Yüzümü yıkayıp banyodan çıktığımda Buket saçlarını düzeltip "Hadi sen giyin, ben de çocukları uyandırayım." dedi. Ediz'in uyku mahmuru hali gözümün önüne geldiğinde gülümseyerek başımı eğdim. Sonra ne yaptığımı fark ederek hızla kaşlarımı çattım ve "Tamam." diyerek kıyafetlerime yöneldim. Buket hafifçe gülüp "Aptal aşık." diye söylenerek odadan çıkarken iç çekerek kıyafetlerimi hızlı bir şekilde giydim ve saçlarımı taradım. Dalgalı sarı saçlarımı düzeltirken gülümsedim ve "Saçlarıma konan Ediz'in öpücüğüyle uyanmayı özledim." diye mırıldandım. Kalbimde derin bir sızı oluşurken tebessümün acıyla karışarak tekrar vücut buldu. Bu sırada arkamdan kapı açılma sesi gelince yüzüme hızla yalancı gülümsememi yerleştirdim ve "Hiç gelmeseydin Buket." diye alayla konuşarak arkama döndüm.
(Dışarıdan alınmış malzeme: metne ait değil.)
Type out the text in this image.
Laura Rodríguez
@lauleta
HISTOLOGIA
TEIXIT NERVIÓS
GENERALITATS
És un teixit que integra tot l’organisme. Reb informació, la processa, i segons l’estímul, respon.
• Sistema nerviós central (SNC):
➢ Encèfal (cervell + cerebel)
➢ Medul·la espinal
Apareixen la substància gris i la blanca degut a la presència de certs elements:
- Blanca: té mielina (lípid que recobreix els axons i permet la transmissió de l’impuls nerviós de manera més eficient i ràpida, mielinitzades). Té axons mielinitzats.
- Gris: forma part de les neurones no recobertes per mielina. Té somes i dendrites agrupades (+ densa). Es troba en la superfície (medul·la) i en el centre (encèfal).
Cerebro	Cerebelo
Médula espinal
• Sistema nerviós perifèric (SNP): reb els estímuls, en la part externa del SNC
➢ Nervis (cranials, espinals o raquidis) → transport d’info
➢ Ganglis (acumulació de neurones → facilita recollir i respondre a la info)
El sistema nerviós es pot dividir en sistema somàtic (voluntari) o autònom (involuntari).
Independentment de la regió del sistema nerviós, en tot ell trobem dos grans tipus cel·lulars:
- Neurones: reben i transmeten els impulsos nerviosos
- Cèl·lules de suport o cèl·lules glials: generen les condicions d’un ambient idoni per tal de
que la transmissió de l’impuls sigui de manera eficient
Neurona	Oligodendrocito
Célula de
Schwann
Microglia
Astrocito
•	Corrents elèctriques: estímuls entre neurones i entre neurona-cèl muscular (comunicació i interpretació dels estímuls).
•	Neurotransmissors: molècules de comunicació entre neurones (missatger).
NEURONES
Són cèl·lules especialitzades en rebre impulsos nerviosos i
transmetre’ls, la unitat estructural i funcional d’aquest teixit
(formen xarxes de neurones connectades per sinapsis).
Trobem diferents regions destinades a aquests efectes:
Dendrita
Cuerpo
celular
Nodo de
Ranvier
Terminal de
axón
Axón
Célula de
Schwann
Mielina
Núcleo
"Buket hala Kerem'le hasret gideriyor."

Beklemediğim bir şekilde karşılaştığım Ediz'le kalp atışlarım seri bir şekilde hızlanırken elimden geldiğince hızlı bir şekilde bana yumuşak bir sevgiyle bakan gözlerinden gözlerimi kaçırdım ve o bana doğru birkaç adım atarken başımı hızla yere eğip "Ben onlara bir bakayım." diyerek yanından geçmeye çalıştım. Ediz son anda kolumu tutup "Melis." dediğinde dolu gözlerimi acıyla kapatarak olduğum yerde durdum. Beni narince önüne çekerek "Benden kaçma, lütfen." dediğinde sanki onun sesindeki acıyı hissetmiştim.

Derin bir nefes alarak gözlerimdeki doluluktan kurtuldum ve başımı kaldırıp ona bakarak "İşleri daha da zorlaştırma Ediz." dedim. Ediz'in gözlerinde acı parıltıları oluşurken iç çekerek gözlerini yere sabitledi ve "Bir gün sırf bana bu ses tonuyla seslendiğin için adımdan nefret edeceğimi hiç düşünmemiştim." dedikten sonra başını kaldırıp kendimi sıktığım için kızarmış mavi gözlerime baktı.

"Adımı senin seninden duymayı hep sevmiştim oysa. Aynı senden gelen her şeyi sevdiğim gibi adımı sesinden duymayı da seviyordum."

Sağ gözümden bir damla yaş damlarken başımı eğerek "Böyle konuşma." dedim. Boğazımda bir el sanki beni boğmaya çalışırken yanağımda hissettiğim sıcaklıkla başımı kaldırıp Ediz'e baktım. Bana durgun bir ifadeyle bakıp elmacık kemiğimi okşayarak "Nasıl konuşmayayım?" diye sorduğunda sol gözümden de bir damla da emrime karşı gelerek parmaklıklar ardından firar etti. Başımı inkar edercesine iki yana sallayıp "Böyle konuşma. Beni seviyormuş gibi konuşma." dediğimde derin bir nefes aldı ve bir süre bekledikten sonra "Melis, ben se--" diye söze başladı fakat içeri giren Kerem ve Buket "Hadi kahvaltıya inelim!" diye neşeyle konuşunca cümlesi yarım kaldı.